Specialist distributor NWF Group (NWF) reported a 25% increase in first-half pre-tax profits to £3m thanks to strong demand in its fuel- and food-delivery businesses, sending the shares up 2.2% to a fresh year-high of 185p.
Turnover in the fuels business rose by 10.6% to £245.9m, despite a lower oil price, as sales of gas oil and heating oil rose due to mixed weather in the six months to the end of November.
Volumes were helped by a more targeted sales effort and the contribution from acquisitions. In the last 12 months NWF has acquired five regional fuel distributors adding almost 30% to its annual delivery volumes.
Turnover at the food business increased by 2.5% to £24.4m thanks to a higher volume of pallets despatched with a small bump ahead of the expected Brexit date at the end of October.
The firm has just signed lease on a new 240,000 square foot warehouse in Crewe to handle delivery for a major food company which has signed a new five-year contract so the volume of pallets shipped will rise significantly in coming quarters.
Start-up costs for the new facility are estimated at £500,000 with profits coming through in the financial year starting in June.

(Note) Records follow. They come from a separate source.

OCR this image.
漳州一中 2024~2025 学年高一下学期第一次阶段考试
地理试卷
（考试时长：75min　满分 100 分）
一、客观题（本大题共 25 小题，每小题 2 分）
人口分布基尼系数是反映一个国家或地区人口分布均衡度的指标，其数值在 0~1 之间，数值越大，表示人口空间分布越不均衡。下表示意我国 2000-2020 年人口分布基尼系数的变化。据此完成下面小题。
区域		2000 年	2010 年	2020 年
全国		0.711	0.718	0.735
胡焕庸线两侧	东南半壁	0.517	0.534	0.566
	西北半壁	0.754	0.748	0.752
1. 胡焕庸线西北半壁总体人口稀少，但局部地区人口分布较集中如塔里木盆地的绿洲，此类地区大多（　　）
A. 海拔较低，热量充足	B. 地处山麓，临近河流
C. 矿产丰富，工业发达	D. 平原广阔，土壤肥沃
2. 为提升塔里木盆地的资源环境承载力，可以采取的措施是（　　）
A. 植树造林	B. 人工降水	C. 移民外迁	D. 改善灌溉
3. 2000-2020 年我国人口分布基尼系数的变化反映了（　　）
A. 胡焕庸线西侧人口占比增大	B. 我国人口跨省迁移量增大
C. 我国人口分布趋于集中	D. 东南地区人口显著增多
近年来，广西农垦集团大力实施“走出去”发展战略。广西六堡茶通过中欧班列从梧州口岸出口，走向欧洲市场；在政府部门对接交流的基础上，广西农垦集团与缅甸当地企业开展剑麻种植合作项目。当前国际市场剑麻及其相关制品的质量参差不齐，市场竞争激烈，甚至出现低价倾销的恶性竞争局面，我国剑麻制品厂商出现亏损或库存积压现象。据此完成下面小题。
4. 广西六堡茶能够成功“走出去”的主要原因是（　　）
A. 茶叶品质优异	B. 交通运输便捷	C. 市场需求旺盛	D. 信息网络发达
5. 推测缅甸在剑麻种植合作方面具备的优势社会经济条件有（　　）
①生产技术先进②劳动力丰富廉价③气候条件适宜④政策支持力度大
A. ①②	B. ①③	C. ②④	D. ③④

Both the fuel and food businesses are second half-weighted and analysts expect pre-tax profit of £6m for the six months to the end of May.
The feed business held up well considering the collapse in commodity prices, with first half revenues down 6.8% to £78.6m compared with a total feed market which was down more than 10% on last year when dry weather lifted demand.
Despite the spate of acquisitions, NWF's ratio of net debt to earnings before interest, tax, depreciation and amortisation (EBITDA) is still low at one times as the firm is increasing its profitability.